Blechen, Museum Kunstpalast, Düsseldorf

Arte que inspira… arte que cuenta historias…

¿Qué hay de bello en lo perdido? Aquella cierta melancolía de lo vivido

“Tanto en la Ilíada como en la Odisea, quizá más en la segunda, vemos cómo los personajes que erraban de un lado a otro por el Mediterráneo añoraban su patria y a los suyos”

Mas venid todos los que el ceño airado
Del destino mirasteis en la cuna;
Los que sentís el corazón llagado
Y no esperáis consolación alguna.
¡Venid también, espíritus ardientes,
Que en ese mundo os agitáis sin tino,
Y cuya inmensa sed sus turbias fuentes
Calmar no pueden con raudal mezquino!
Los que el cansancio conocisteis, antes
Que paz os diesen y quietud los años….
¡Venid con vuestros sueños devorantes!
¡Venid con vuestros tristes desengaños!

En estos «Cuartetos escritos en un cementerio» Gertrudis Gómez de Avellaneda convoca a los suyos, a sus iguales, a los aquejados de la enfermedad romántica, de la tristeza, de la desilusión vital, del desánimo de la existencia, de la negra melancolía. Melancolía que a la poetisa cubana le había llegado a través del Atlántico y a lo largo de los años: desde la frontera del XIX, desde Alemania

Yo, solitario, estaba de pie en la árida colina que encerraba la forma de mi vida en un espacio estrecho y oscuro, solitario como no estuvo nunca un solitario, movido de un tremendo miedo, sin fuerza, reducido al sólo pensamiento de la miseria.

Es un fragmento de uno de los Himnos a la Noche de Friedrich Leopold von Hardenberg, más conocido como Novalis. Escritos entre 1799 y 1800 tras la muerte de su amada, Sophie von Kühn, en 1797, tuvieron una extraordinaria influencia en el desarrollo del sentimiento romántico de tristeza profunda.
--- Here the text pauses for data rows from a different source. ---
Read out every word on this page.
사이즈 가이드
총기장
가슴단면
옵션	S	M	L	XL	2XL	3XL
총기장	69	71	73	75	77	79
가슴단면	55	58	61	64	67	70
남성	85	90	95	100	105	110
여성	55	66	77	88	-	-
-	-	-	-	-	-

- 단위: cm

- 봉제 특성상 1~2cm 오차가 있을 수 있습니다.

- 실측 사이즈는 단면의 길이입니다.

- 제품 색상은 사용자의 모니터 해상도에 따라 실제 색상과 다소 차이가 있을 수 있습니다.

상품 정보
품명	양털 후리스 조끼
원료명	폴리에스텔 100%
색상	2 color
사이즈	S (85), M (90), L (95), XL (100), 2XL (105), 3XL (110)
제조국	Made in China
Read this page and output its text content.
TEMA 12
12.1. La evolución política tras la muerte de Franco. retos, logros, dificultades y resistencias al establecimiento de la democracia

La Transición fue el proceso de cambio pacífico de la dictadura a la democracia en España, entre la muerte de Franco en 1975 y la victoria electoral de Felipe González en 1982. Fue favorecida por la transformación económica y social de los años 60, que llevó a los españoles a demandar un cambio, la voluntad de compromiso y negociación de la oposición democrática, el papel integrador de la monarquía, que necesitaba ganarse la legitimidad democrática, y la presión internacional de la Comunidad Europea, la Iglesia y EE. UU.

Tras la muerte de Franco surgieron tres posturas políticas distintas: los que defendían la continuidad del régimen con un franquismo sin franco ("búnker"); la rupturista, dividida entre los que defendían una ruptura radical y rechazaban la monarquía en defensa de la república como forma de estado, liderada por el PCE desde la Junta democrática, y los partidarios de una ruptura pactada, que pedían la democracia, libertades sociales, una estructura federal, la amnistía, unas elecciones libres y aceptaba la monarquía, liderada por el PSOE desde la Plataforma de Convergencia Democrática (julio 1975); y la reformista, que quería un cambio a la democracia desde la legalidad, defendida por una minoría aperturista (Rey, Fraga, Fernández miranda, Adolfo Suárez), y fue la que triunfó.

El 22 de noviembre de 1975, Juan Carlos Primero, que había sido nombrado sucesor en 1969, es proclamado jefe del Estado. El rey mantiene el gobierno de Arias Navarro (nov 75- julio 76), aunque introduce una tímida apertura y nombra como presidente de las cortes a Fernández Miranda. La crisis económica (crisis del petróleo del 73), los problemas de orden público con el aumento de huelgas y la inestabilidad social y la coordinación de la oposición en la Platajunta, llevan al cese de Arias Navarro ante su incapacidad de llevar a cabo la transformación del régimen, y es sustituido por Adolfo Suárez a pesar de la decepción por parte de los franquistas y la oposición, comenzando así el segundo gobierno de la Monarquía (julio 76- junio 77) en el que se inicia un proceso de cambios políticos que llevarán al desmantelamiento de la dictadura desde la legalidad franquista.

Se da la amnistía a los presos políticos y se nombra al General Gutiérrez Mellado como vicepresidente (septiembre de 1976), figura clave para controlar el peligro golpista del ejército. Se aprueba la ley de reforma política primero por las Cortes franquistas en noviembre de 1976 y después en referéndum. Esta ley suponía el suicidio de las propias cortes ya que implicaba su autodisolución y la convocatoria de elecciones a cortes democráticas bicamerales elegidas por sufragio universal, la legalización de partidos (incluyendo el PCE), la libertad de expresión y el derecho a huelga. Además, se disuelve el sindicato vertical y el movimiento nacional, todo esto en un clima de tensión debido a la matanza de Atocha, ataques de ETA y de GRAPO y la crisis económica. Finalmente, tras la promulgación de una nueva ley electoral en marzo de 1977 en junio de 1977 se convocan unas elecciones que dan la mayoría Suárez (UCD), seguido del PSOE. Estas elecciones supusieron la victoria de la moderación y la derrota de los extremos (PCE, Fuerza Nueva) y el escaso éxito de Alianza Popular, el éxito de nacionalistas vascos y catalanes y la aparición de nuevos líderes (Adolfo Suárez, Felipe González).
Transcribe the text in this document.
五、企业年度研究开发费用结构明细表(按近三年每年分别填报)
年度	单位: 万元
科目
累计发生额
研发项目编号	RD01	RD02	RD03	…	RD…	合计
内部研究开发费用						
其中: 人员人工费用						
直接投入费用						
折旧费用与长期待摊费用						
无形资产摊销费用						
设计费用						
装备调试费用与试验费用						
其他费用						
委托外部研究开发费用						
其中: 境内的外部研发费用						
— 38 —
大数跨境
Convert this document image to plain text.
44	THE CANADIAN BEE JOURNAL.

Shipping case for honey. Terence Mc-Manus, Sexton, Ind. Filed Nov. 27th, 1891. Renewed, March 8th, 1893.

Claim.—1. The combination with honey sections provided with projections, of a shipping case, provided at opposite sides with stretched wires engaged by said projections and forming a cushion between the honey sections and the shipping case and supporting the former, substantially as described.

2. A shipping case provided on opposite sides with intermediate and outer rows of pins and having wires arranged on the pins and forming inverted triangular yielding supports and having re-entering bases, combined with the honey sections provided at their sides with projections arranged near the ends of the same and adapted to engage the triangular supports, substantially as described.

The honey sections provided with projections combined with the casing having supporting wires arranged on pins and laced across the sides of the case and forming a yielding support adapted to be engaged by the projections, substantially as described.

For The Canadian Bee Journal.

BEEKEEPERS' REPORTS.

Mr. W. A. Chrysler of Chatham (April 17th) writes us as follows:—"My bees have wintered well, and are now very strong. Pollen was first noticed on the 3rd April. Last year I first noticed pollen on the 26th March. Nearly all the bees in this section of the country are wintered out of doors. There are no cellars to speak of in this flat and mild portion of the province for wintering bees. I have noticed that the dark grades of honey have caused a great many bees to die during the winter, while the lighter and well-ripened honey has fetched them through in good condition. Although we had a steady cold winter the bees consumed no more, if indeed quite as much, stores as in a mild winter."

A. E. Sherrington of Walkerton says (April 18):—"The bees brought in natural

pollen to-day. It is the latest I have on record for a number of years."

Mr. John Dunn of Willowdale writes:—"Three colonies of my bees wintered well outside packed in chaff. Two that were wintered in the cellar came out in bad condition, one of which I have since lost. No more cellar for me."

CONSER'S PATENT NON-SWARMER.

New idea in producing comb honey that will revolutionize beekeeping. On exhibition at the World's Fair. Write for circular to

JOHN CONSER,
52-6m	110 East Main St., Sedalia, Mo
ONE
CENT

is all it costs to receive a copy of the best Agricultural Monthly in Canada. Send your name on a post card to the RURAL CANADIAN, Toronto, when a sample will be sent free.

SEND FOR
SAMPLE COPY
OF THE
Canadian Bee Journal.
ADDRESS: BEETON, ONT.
El dolor de la soledad que Bécquer (2004, 74), siempre imprescindible, condensó en los dos últimos versos de la rima LII: «¡Por piedad!, tengo miedo de quedarme / con mi dolor a solas».

Este dolor que aterra a Bécquer, ese dolor solitario, es la pasión melancólica de la que está aquejada gran parte de la literatura romántica. Desde la antigüedad se ha contemplado como una de las características del ser humano la tristeza profunda que llena toda la vida y personalidad de un individuo, haciéndole incapaz de apreciar los diferentes goces vitales. Esa es la pasión melancólica. Melancolía es un nombre que proviene de la edad media, pues es como se designa al estado de predominio de la bilis negra, la melanos kolés, uno de los cuatro humores del cuerpo. La bilis negra, pesada, húmeda y fría, era la encarnación de la tristeza. La aparición de la psiquiatría y el estudio de las enfermedades de la personalidad humana, a principios del siglo XIX, en paralelo con la literatura romántica, puso sobre la mesa, entre otras muchas cosas, la naturaleza de la melancolía: enfermedad o estado de ánimo, alteración enfermiza de la personalidad o característica de una personalidad individual.